Sunday, October 7, 2007

Ken Burns's the "War". a Moving Documentary of the People's War, not the President's War.

For the last week or so, I have been watching with much interest on PBS Ken Burns's documentary titled the "War". Perhaps one of his best that can be added to his other master piece the "Civil War".

Unlike what one would expect from a documentary with this title, the "War" is more of a human journey of people rather than a cold review of historical facts that are deprived of any sense of human drama.

Ken Burns succeeded in giving his documentary on the war that very human touch rarely found in similar documentaries. He succeeded in having living witnesses talks of the war past and present. While the entire documentary is mesmerizing and one is forced to sit and watch there were several events of the war that I thought were so moving and perhaps it brought out what is best in humanity and also what is worst.

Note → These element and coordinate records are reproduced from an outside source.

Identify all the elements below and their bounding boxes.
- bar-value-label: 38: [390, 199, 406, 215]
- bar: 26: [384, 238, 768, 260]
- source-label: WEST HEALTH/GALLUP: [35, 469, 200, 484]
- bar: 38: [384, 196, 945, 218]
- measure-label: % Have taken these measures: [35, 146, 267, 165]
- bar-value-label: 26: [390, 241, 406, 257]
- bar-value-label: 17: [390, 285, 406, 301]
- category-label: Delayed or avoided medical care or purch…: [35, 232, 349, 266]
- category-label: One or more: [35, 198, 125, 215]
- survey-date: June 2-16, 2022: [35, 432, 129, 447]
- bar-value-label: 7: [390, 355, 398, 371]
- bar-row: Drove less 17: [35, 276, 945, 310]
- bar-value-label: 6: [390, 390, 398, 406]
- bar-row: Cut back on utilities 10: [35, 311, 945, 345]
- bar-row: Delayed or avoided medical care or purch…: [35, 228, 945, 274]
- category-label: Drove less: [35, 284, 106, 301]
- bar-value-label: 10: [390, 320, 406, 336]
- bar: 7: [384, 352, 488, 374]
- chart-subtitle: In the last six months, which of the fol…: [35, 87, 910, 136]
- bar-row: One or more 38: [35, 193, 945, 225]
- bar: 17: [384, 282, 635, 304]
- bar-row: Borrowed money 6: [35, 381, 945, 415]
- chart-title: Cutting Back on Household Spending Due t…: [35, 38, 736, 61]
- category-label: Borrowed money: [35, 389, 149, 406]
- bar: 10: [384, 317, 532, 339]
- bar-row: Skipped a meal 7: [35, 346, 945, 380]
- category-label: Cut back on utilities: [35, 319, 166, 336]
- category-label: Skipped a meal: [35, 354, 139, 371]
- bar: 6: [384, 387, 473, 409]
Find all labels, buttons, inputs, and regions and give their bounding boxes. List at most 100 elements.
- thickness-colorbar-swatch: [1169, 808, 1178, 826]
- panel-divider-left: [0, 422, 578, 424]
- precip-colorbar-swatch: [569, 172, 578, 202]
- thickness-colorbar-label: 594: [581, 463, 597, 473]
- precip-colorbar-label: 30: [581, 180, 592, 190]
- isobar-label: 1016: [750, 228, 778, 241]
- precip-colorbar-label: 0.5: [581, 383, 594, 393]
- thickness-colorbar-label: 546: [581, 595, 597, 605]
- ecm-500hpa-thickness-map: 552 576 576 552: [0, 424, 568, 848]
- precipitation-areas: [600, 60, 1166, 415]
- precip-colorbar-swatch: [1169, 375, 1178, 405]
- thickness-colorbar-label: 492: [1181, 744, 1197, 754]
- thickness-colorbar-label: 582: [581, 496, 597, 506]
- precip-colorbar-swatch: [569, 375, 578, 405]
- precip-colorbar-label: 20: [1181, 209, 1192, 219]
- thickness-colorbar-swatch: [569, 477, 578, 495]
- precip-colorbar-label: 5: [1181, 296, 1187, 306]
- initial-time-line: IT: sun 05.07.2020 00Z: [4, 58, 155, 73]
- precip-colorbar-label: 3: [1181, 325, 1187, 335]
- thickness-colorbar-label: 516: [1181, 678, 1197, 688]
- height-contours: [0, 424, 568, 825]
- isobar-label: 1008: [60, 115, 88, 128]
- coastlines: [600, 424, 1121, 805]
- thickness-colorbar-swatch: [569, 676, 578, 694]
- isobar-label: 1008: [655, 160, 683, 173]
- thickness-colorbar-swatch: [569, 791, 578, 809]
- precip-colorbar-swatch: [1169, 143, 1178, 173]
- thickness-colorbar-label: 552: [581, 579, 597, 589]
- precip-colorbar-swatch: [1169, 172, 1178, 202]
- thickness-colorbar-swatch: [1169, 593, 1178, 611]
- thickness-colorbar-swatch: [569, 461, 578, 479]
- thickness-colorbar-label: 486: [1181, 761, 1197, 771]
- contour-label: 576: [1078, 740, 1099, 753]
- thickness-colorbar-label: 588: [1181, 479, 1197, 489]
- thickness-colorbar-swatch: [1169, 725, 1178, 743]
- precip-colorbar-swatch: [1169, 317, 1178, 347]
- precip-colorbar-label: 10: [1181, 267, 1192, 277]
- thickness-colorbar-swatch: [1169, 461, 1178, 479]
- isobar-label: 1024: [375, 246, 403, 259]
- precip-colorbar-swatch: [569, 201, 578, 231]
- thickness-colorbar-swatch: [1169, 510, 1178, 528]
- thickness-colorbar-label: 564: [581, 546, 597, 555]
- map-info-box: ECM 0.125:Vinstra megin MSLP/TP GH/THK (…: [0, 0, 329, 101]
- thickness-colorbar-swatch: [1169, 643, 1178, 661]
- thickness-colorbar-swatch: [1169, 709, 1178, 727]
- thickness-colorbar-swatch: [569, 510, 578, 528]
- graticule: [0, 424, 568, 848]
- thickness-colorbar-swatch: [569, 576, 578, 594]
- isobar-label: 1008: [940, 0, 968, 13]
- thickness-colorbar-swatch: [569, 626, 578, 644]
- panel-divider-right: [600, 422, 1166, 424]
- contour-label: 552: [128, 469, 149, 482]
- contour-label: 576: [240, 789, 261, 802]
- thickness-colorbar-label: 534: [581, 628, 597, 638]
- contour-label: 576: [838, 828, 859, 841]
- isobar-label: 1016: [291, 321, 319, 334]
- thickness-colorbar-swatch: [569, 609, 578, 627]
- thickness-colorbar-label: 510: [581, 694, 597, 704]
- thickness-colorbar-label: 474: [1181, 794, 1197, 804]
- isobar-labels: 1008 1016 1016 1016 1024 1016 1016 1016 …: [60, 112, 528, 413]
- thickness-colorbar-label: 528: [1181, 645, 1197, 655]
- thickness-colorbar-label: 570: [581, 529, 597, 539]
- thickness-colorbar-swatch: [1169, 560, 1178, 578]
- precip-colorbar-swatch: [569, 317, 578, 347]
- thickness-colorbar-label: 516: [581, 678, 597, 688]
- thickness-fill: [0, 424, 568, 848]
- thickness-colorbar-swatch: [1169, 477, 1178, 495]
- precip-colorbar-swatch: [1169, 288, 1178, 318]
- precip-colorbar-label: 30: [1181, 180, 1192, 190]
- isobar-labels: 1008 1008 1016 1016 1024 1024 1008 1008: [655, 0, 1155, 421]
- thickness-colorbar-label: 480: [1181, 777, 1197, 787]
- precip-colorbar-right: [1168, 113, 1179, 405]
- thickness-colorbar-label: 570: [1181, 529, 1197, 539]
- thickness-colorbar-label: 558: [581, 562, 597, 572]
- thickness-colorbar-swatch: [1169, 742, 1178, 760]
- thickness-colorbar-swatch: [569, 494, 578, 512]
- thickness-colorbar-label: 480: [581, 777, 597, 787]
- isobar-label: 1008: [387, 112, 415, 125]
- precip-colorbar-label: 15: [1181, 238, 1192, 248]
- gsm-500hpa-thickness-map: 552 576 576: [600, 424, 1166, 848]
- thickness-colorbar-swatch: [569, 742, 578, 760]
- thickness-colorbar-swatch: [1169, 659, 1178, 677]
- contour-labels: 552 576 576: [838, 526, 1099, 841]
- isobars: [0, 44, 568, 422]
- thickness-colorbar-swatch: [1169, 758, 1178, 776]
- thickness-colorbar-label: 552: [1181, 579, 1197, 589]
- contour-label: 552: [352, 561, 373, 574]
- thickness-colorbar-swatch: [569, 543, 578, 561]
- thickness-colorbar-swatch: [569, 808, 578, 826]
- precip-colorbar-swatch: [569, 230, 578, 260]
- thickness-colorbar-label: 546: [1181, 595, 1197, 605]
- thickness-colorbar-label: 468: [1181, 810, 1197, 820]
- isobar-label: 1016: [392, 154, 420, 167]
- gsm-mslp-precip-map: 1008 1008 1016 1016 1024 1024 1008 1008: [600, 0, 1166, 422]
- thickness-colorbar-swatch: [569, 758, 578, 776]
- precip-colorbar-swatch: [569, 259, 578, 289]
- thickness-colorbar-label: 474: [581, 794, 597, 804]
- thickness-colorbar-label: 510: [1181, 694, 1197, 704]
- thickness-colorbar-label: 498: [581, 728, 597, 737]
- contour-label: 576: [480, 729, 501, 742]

Unlike Lyndon Johnson's Vietnam War and George Bush's Iraq War where the two presidents, one a Democrat and the other a Republican both have something in common. Johnson and Bush both lied to the nation and lied to the Congress to get authorization to go to wars concocted by their national security advisors that cost the nations tens of thousands of dead, hundreds of thousands of wounded not to mentions hundreds of billions of dollars wasted because our Congress and as usual failed to exercise its rights as an equal branch of government and failed to protect our national interest and the people interest. The Korean War was another make believe.

World War II was for sure the right war and for the right reasons. The US did not initiate war but has to respond to attacks on our soil as is the case with Pearl Harbor and we went to war against Nazi Germany because Hitler threatened with his killing machine and his National Socialism ideology the very fabric of societies in Europe.

Four things in the documentary that moved me the most. The first was the story of our Black citizens who were called to war and to fight for freedom and democracy overseas when they did not have that for themselves in their own country.

The second was the very moving story of Senator Daniel K. Inouye of Hawaii and his war experience in Italy where he kept fighting while losing his arm. His courage war efforts earned him some forty years later with the Congressional Medal of Honor, the nation highest honor. While our Black troops were segregated due to their color, their donated blood, no doubt the same color red was not segregated and contributed to saving the life of Senator Inouye.

The third was of course the tragic and so un-American experience of relocation and concentration camps for Japanese Americans and how our government, even our Supreme Court was able to justify and order all Japanese American to relocations camps. That episode is for sure a dark side of American history; we hope will never happen again. Fear and racism like now where the only reason to intern our Japanese American citizens. With the present atmosphere in this country may be it will be the turn of Muslims and Arabs to be moved to relocation and concentration camps.

The fourth was the horrific scenes of Nazi concentration camps where over 6 million Jews perished simply because they were Jews. I have seen these pictures before, but one could not help but wonder how this can happen, and it did happen. Of course the German and the Austrian people denied they knew of these concentration camps and denied the gas ovens that turned human flesh to ashes. How can these people deny this mass murder when it was taking place in so many places? Hitler was able to kill and murder, in addition to the 6 million Jews, 2 million Poles, over 4 million Russians and killed several hundred thousands of Gypsies, homosexuals and mentally and physically retarded people. Hitler did not do it alone. He has an entire army of people to do it.

World War II where Americans young and old, rich and poor, men and women all joined together to liberate Europe and Asia. This is perhaps the proudest moments in American history and our commitments to liberty and democracies around the world. Too bad, Lyndon Johnson and George Bush did not learn any thing from this war and waged their own ideological war for nothing more than their own selfish agenda and their own selfish and pity ego. When our presidents call on us to fight a war, we want these wars to be our wars not their own individual wars where we as citizens have to pay the price. World War II no doubt was the people war and not the president's war. Ken Burns's story of the War continues.